President Joe Biden’s administration was shipping a million doses to some 6,500 drugstores and supermarket pharmacies nationwide, with several chains announcing they would begin giving out the first shots Friday.
The US immunizations campaign got off to a shaky start in December but has since improved: 44.8 million shots have now reached arms, and at least 33.7 million people have received one or more doses, roughly 10 percent of the population.
The pharmacy program will eventually expand to 40,000 outlets, while the federal government has also used emergency legislation to ramp up vaccine production, opened mass vaccine sites in stadiums, and has begun a separate program to reach underserved communities.
“If you look at the projection, by the time we get to April, that would be for want of better wording ‘open season,’ namely virtually everybody and anybody in any category could start to get vaccinated,” Anthony Fauci, the president’s chief advisor on the pandemic, told NBC.
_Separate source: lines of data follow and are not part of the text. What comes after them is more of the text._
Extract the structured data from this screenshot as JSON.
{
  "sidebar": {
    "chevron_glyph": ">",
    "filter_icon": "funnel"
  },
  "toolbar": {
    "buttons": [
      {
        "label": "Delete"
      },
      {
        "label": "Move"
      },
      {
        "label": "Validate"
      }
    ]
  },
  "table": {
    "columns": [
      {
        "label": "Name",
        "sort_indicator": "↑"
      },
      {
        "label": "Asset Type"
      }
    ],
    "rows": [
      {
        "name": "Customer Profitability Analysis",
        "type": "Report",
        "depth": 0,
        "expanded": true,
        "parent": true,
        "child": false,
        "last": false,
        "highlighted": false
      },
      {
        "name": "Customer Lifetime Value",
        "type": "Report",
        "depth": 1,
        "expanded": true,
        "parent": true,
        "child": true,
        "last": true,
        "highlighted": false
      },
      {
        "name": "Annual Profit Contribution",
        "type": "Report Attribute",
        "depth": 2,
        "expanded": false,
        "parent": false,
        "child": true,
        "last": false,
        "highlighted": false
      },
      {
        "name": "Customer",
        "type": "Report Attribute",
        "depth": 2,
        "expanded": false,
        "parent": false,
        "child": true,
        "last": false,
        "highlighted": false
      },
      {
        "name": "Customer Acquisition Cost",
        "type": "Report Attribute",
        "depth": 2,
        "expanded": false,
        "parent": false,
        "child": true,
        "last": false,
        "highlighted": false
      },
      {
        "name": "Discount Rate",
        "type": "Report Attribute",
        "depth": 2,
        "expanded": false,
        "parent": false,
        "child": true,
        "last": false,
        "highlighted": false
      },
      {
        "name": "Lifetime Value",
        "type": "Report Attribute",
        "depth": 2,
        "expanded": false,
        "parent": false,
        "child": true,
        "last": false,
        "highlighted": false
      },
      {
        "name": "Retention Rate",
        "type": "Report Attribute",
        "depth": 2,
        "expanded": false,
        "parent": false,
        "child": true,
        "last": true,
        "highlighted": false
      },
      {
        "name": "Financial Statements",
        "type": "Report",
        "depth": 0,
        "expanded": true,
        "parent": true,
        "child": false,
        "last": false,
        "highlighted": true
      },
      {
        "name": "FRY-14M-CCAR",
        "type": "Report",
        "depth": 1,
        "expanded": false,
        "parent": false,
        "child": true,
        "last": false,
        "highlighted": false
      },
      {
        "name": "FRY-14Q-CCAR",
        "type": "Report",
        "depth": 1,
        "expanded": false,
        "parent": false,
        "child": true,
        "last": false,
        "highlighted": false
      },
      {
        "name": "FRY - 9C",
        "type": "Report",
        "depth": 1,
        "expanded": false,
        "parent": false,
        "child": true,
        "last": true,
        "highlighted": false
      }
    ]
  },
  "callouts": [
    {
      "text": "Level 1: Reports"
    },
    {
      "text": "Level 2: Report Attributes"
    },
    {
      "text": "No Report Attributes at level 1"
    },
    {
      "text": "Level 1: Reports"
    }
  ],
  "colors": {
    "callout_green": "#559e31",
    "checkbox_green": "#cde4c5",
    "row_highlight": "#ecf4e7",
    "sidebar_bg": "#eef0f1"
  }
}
After several more months, the overwhelming majority of people would be vaccinated by the “middle and end of the summer,” he added.
Since peaking on January 8 following the holiday season, the US outbreak has been in steep decline, with an average of just over 100,000 daily cases—down from more than 300,000.
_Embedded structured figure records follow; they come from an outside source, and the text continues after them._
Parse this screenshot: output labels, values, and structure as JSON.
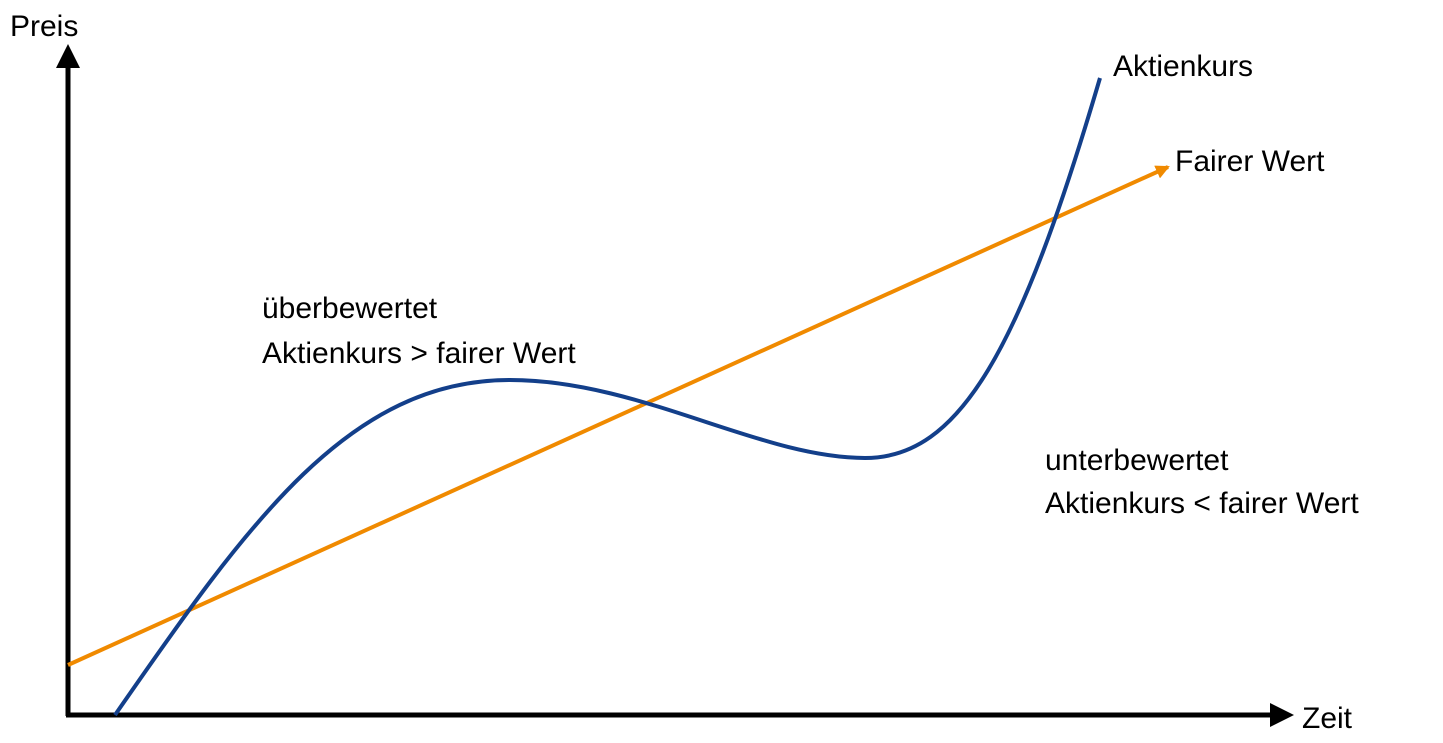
{
  "axes": {
    "y_label": "Preis",
    "x_label": "Zeit"
  },
  "curves": [
    {
      "label": "Aktienkurs"
    },
    {
      "label": "Fairer Wert"
    }
  ],
  "annotations": [
    {
      "lines": [
        "überbewertet",
        "Aktienkurs > fairer Wert"
      ]
    },
    {
      "lines": [
        "unterbewertet",
        "Aktienkurs < fairer Wert"
      ]
    }
  ]
}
Hospitalizations and fatalities are following—but the worst-hit country in the world is still expected to reach the latest grim milestone of half a million deaths later this month.
And, because of the fragmented nature of the US health system, widespread confusion persists among the public over where and when they can get vaccinated.
Stark racial and economic disparities have also emerged. In the capital Washington, vaccines have been disproportionately allocated to residents of the city’s affluent, white neighborhoods where people have been quicker to register by phone or online.
Vaccine hesitancy is also significantly higher among Black and Latino people, who are already twice as likely to die from Covid-19, because of experiences with structural racism in the medical system.
Rebound fears
Between the number of people already vaccinated and the number of people who’ve already been infected, it’s thought that around 40 percent of the population might have some immunity, which is also contributing to the slowdown in new cases.
But while the numbers are headed in the right direction, experts warn it’s not time to get complacent.
The winter surge was compounded by people gathering over the holidays for Thanksgiving, Christmas and the New Year, and if those patterns were repeated during last Sunday’s Super Bowl, we can expect to see a spike.
The highly-transmissible B.1.1.7 variant that was first identified in Britain is also rapidly spreading in the US and is set to become the dominant strain by March, according to multiple studies.
This has the potential to reverse current progress—just as it did for example in Ireland, which had gotten its outbreak under control by late 2020, but was hit by a B.1.1.7 driven exponential wave in January that it is now recovering from.
A smaller amount of this variant can cause Covid-19, so attention has shifted toward better masking practices.
The Centers for Disease Control and Prevention confirmed Wednesday that wearing a cloth mask on top of a medical mask, or knotting and tucking a medical mask to fit more snugly, offers significantly better protection against catching or spreading Covid-19.
The race to rollout vaccines is made all the more urgent by variants first identified in South Africa and Brazil, which have been shown to render current shots less potent and cause reinfections in people who previously had the classic Covid strain.